- Associated Press - Thursday, May 8, 2014

GILLETTE, Wyo. (AP) - Megan Huber started raising chickens because it is the way of life that she and her husband wanted to have.

She never imagined that it would take her to a house 12 miles out of town so they had enough space for 50 birds.

“I grew up on a ranch and my husband on a farm,” she said. “People who are in agriculture are never in it for the money. We do it because it’s a way of life for us.”

Five years ago, she imagined farm-fresh eggs at breakfast and teaching her kids about where food comes from. But she never imagined that she would have dozens of chickens roaming around her yard, playing with her three children and then selling those eggs at the farmers market to help earn money to pay for college for her kids.

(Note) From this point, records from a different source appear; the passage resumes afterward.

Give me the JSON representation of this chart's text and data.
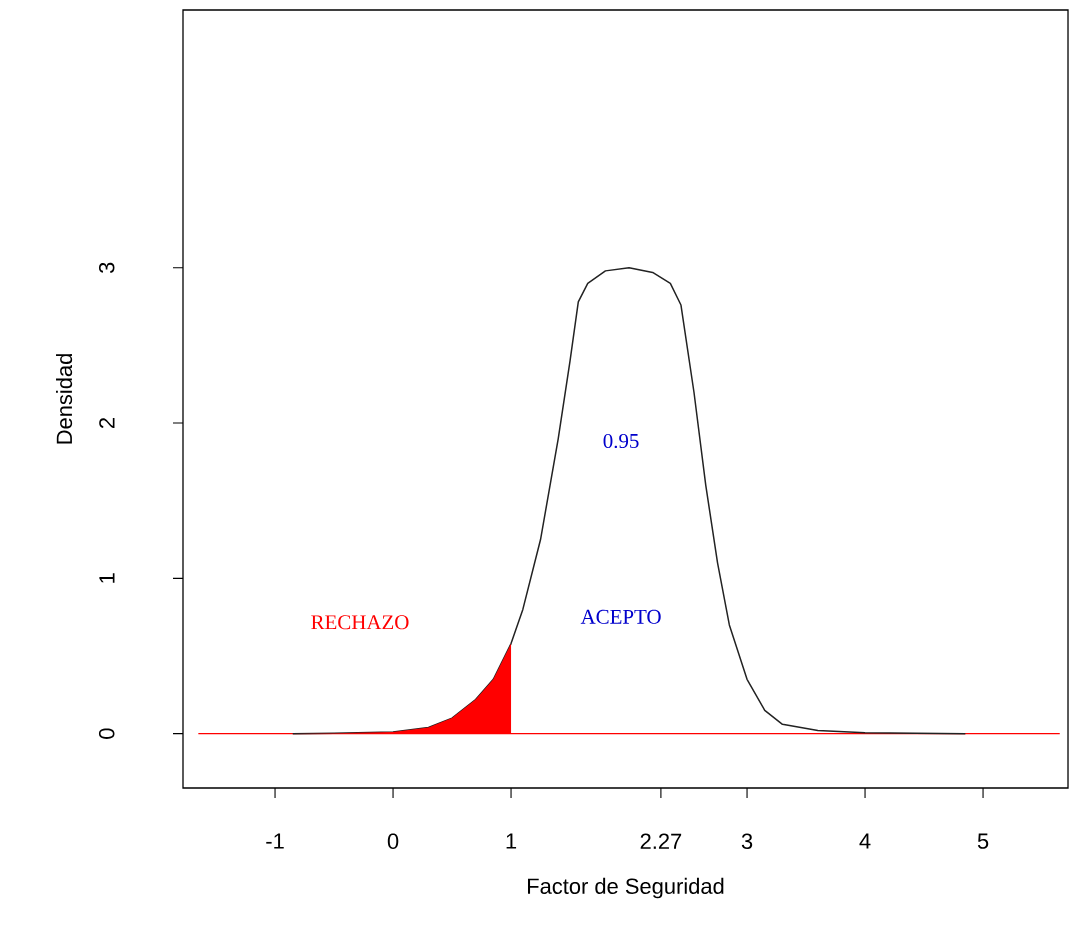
{
  "chart_data": {
    "type": "line",
    "xlabel": "Factor de Seguridad",
    "ylabel": "Densidad",
    "xlim": [
      -1.78,
      5.72
    ],
    "ylim": [
      -0.35,
      4.66
    ],
    "xticks": [
      -1,
      0,
      1,
      2.27,
      3,
      4,
      5
    ],
    "yticks": [
      0,
      1,
      2,
      3
    ],
    "grid": false,
    "marker": "none",
    "line_style": "solid",
    "series": [
      {
        "color": "#222222",
        "x": [
          -0.85,
          -0.5,
          0,
          0.3,
          0.5,
          0.7,
          0.85,
          1.0,
          1.1,
          1.25,
          1.4,
          1.5,
          1.57,
          1.65,
          1.8,
          2.0,
          2.2,
          2.35,
          2.44,
          2.55,
          2.65,
          2.75,
          2.85,
          3.0,
          3.15,
          3.3,
          3.6,
          4.0,
          4.85
        ],
        "values": [
          0,
          0.003,
          0.01,
          0.04,
          0.1,
          0.22,
          0.35,
          0.58,
          0.8,
          1.25,
          1.9,
          2.4,
          2.78,
          2.9,
          2.98,
          3.0,
          2.97,
          2.9,
          2.76,
          2.2,
          1.6,
          1.1,
          0.7,
          0.35,
          0.15,
          0.06,
          0.02,
          0.005,
          0
        ]
      },
      {
        "type": "area",
        "color": "#ff0000",
        "x": [
          -0.85,
          -0.5,
          0,
          0.3,
          0.5,
          0.7,
          0.85,
          1.0
        ],
        "values": [
          0,
          0.003,
          0.01,
          0.04,
          0.1,
          0.22,
          0.35,
          0.58
        ]
      }
    ],
    "ref_lines": [
      {
        "axis": "y",
        "value": 0,
        "color": "#ff0000"
      }
    ],
    "annotations": [
      "RECHAZO",
      "ACEPTO",
      "0.95"
    ]
  }
}
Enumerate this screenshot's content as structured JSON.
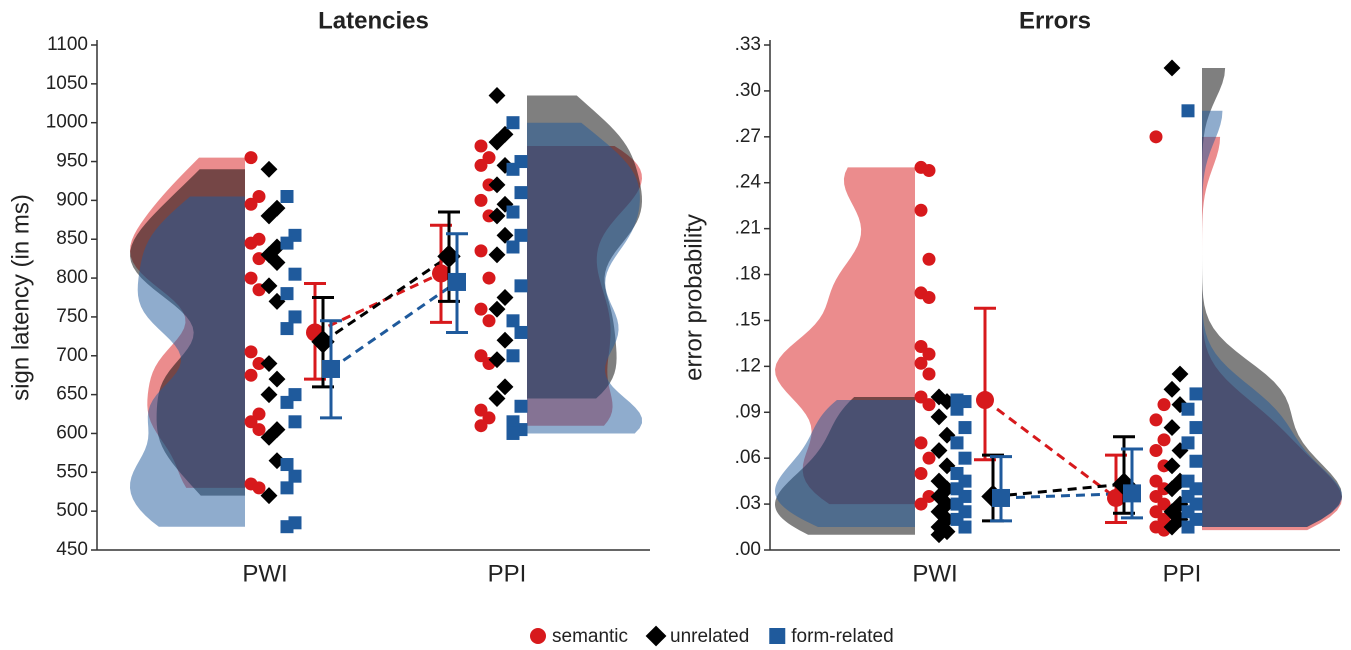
{
  "chart_data": [
    {
      "type": "raincloud",
      "title": "Latencies",
      "y_label": "sign latency (in ms)",
      "categories": [
        "PWI",
        "PPI"
      ],
      "ylim": [
        450,
        1100
      ],
      "yticks": [
        450,
        500,
        550,
        600,
        650,
        700,
        750,
        800,
        850,
        900,
        950,
        1000,
        1050,
        1100
      ],
      "series": [
        {
          "name": "semantic",
          "color": "#d7191c",
          "shape": "circle",
          "means": [
            730,
            806
          ],
          "ci_low": [
            670,
            743
          ],
          "ci_high": [
            793,
            868
          ],
          "points": [
            [
              955,
              905,
              895,
              850,
              845,
              825,
              800,
              785,
              705,
              690,
              675,
              625,
              615,
              605,
              535,
              530
            ],
            [
              970,
              955,
              945,
              920,
              900,
              880,
              835,
              800,
              760,
              745,
              700,
              690,
              630,
              620,
              610
            ]
          ]
        },
        {
          "name": "unrelated",
          "color": "#000000",
          "shape": "diamond",
          "means": [
            718,
            828
          ],
          "ci_low": [
            660,
            770
          ],
          "ci_high": [
            775,
            885
          ],
          "points": [
            [
              940,
              890,
              880,
              840,
              830,
              820,
              790,
              770,
              690,
              670,
              650,
              605,
              595,
              565,
              520
            ],
            [
              1035,
              985,
              975,
              945,
              920,
              895,
              880,
              855,
              830,
              775,
              760,
              720,
              695,
              660,
              645
            ]
          ]
        },
        {
          "name": "form-related",
          "color": "#1f5a9c",
          "shape": "square",
          "means": [
            683,
            795
          ],
          "ci_low": [
            620,
            730
          ],
          "ci_high": [
            745,
            857
          ],
          "points": [
            [
              905,
              855,
              845,
              805,
              780,
              750,
              735,
              650,
              640,
              615,
              560,
              545,
              530,
              485,
              480
            ],
            [
              1000,
              950,
              940,
              910,
              885,
              855,
              840,
              790,
              745,
              730,
              700,
              635,
              615,
              605,
              600
            ]
          ]
        }
      ]
    },
    {
      "type": "raincloud",
      "title": "Errors",
      "y_label": "error probability",
      "categories": [
        "PWI",
        "PPI"
      ],
      "ylim": [
        0,
        0.33
      ],
      "yticks": [
        {
          "value": 0,
          "label": ".00"
        },
        {
          "value": 0.03,
          "label": ".03"
        },
        {
          "value": 0.06,
          "label": ".06"
        },
        {
          "value": 0.09,
          "label": ".09"
        },
        {
          "value": 0.12,
          "label": ".12"
        },
        {
          "value": 0.15,
          "label": ".15"
        },
        {
          "value": 0.18,
          "label": ".18"
        },
        {
          "value": 0.21,
          "label": ".21"
        },
        {
          "value": 0.24,
          "label": ".24"
        },
        {
          "value": 0.27,
          "label": ".27"
        },
        {
          "value": 0.3,
          "label": ".30"
        },
        {
          "value": 0.33,
          "label": ".33"
        }
      ],
      "series": [
        {
          "name": "semantic",
          "color": "#d7191c",
          "shape": "circle",
          "means": [
            0.098,
            0.034
          ],
          "ci_low": [
            0.059,
            0.018
          ],
          "ci_high": [
            0.158,
            0.062
          ],
          "points": [
            [
              0.25,
              0.248,
              0.222,
              0.19,
              0.168,
              0.165,
              0.133,
              0.128,
              0.122,
              0.115,
              0.1,
              0.095,
              0.07,
              0.06,
              0.05,
              0.035,
              0.03
            ],
            [
              0.27,
              0.095,
              0.085,
              0.072,
              0.065,
              0.055,
              0.045,
              0.04,
              0.035,
              0.03,
              0.025,
              0.02,
              0.015,
              0.013
            ]
          ]
        },
        {
          "name": "unrelated",
          "color": "#000000",
          "shape": "diamond",
          "means": [
            0.035,
            0.043
          ],
          "ci_low": [
            0.019,
            0.024
          ],
          "ci_high": [
            0.062,
            0.074
          ],
          "points": [
            [
              0.1,
              0.097,
              0.087,
              0.075,
              0.065,
              0.055,
              0.045,
              0.04,
              0.035,
              0.03,
              0.025,
              0.02,
              0.015,
              0.012,
              0.01
            ],
            [
              0.315,
              0.115,
              0.105,
              0.095,
              0.08,
              0.065,
              0.055,
              0.045,
              0.04,
              0.03,
              0.025,
              0.02,
              0.015
            ]
          ]
        },
        {
          "name": "form-related",
          "color": "#1f5a9c",
          "shape": "square",
          "means": [
            0.034,
            0.037
          ],
          "ci_low": [
            0.019,
            0.021
          ],
          "ci_high": [
            0.061,
            0.066
          ],
          "points": [
            [
              0.098,
              0.097,
              0.092,
              0.08,
              0.07,
              0.06,
              0.05,
              0.045,
              0.04,
              0.035,
              0.03,
              0.025,
              0.02,
              0.015
            ],
            [
              0.287,
              0.102,
              0.092,
              0.08,
              0.07,
              0.058,
              0.045,
              0.04,
              0.035,
              0.03,
              0.025,
              0.02,
              0.015
            ]
          ]
        }
      ]
    }
  ]
}
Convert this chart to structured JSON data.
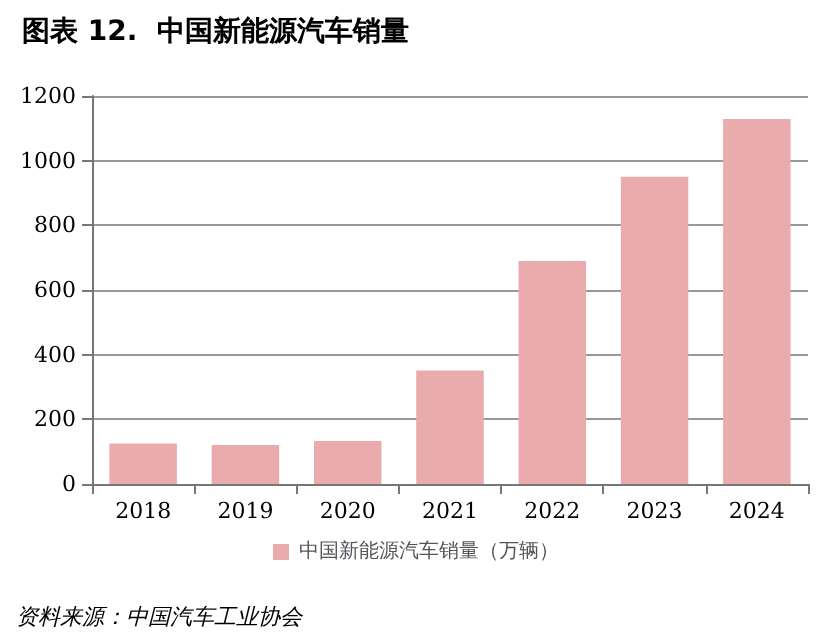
{
  "chart_data": {
    "type": "bar",
    "title": "图表 12.  中国新能源汽车销量",
    "categories": [
      "2018",
      "2019",
      "2020",
      "2021",
      "2022",
      "2023",
      "2024"
    ],
    "series": [
      {
        "name": "中国新能源汽车销量（万辆）",
        "color": "#e9abab",
        "values": [
          125,
          121,
          133,
          351,
          690,
          950,
          1129
        ]
      }
    ],
    "ylim": [
      0,
      1200
    ],
    "yticks": [
      0,
      200,
      400,
      600,
      800,
      1000,
      1200
    ],
    "grid": "y",
    "legend": "bottom",
    "annotations": [
      "资料来源：中国汽车工业协会"
    ]
  }
}
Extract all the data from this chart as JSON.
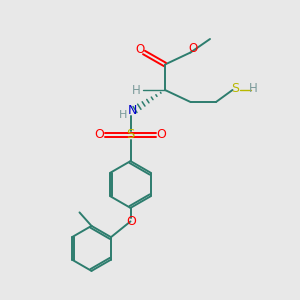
{
  "background_color": "#e8e8e8",
  "bond_color": "#2d7d6e",
  "o_color": "#ff0000",
  "n_color": "#0000cc",
  "s_color": "#b8b800",
  "h_color": "#7a9a9a",
  "figsize": [
    3.0,
    3.0
  ],
  "dpi": 100,
  "xlim": [
    0,
    10
  ],
  "ylim": [
    0,
    10
  ]
}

The Hubers started with 12 chickens that they bought from Iowa. They came in the mail in a cardboard box that her husband and she picked up on Father’s Day in the wee hours of the morning.

They loved it and later got 12 more. At the rate the chickens were laying eggs (typically one a day per chicken), they couldn’t keep up, so a friend suggested that they sell them at the farmers market.

They took their 10 extra cartons of eggs to the market and for the past two years, they have sold out in under an hour.

“We were shocked at the demand of the farmers market,” she said. “I think the whole country is going for farm-fresh produce, not just vegetables and eggs but even meat.”

The Hubers would save every egg from the chickens all summer long so others could enjoy the farm-fresh eggs. They never kept any for themselves.

“How sad is that? You raise chickens to eat your own eggs and have to buy a carton to bake with,” she said.

To keep up with the demand this year, they bought 50 more chickens - 10 of which died in transit from Iowa during one of Wyoming’s snowstorms. They have several age groups to keep the supply going since chickens only lay eggs for three years. She also has several breeds, which lay different colors of eggs.

She hopes that her children will have the same lessons instilled in them that she had growing up on her family’s ranch.

“When you teach a child how to care for an animal, you are teaching love, compassion and nurturing,” she said. “When you care for an animal, you put all your love into it.

“It’s an everyday, rain-or-shine job and I think that level of care shows in the end product. We give to our chickens, but they also give back to us, with eggs and someday meat. But really, they are giving us a great experience with our children.”

The love that both the chickens and the children have for one another is evident.